The New Public Option

Michael Bendetson:

How has the United States responded to this global challenge in education? We continue to lower our standards. While No Child Left Behind (NCLB) was a major step in education reform, it has inadvertently created a system where states continue to lower the expectations bar. In 2007, only 18% of Mississippi students scored proficient in the standardized national reading test. However, 88% scored proficient in the standardized state reading test. While Mississippi can be considered an extreme, a Department of Education report acknowledged, “state-defined proficiency standards are often far lower than proficiency standards on the NAEP.” While under this system test scores have improved slightly, our student’s education level has remained constant. As states are under enormous pressure to show improvements in test scores, standards are lowered. While politicians avoid future trouble, our children inherit it.

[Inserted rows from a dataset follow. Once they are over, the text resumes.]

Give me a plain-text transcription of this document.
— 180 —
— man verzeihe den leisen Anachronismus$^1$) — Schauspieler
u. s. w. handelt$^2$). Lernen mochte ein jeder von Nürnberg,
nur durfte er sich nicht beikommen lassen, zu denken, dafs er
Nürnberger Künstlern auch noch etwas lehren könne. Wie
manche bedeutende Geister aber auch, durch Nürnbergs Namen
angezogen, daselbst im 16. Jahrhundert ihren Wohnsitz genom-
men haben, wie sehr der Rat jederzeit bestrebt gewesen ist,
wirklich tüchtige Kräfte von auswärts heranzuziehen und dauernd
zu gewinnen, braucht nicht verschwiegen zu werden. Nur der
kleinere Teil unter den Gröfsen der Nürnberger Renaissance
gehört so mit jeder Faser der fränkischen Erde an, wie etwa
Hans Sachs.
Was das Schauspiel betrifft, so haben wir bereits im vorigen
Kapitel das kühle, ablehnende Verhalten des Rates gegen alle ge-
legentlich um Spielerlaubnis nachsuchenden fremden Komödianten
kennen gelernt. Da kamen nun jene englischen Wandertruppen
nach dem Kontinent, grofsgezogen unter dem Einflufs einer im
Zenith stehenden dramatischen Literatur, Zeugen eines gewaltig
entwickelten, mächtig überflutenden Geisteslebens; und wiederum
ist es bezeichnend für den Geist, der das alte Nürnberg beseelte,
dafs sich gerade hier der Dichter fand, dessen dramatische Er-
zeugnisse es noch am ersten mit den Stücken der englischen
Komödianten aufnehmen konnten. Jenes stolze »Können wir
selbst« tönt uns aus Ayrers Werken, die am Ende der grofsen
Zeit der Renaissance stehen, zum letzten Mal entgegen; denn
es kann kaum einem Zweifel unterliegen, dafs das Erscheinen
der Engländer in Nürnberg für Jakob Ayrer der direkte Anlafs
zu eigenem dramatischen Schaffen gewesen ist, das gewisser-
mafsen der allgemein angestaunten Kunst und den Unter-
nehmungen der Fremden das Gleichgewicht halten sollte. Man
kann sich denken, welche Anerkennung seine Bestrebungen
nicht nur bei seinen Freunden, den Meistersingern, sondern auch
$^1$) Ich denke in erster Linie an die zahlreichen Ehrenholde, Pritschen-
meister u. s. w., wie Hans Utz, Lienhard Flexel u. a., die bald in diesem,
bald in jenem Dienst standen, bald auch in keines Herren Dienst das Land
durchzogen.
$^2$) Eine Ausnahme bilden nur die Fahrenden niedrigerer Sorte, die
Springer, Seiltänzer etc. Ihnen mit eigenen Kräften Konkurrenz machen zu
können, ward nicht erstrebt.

Even our once seemingly monopoly on higher education has eroded in recent years. While ranking 2nd in the world in older adults with a college diploma, the U.S. has slipped to 8th in the world in young adults with a college diploma. As other countries continue to provide numerous incentives for their students to attend universities, the United States seems content in allowing higher education to climb ever higher out of the reach of ordinary Americans. Furthermore, China and other Asian countries have created a higher education system that is far more useful in equipping its students with the needs to survive in a 21st century economy. More than 50 percent of undergraduate degrees awarded in China are in the fields of science, technology, engineering and math, compared to just 16 percent in the United States. While we are focused on creating litigators and lawyers, China and our competitors are creating the entrepreneurs and engineers of the future.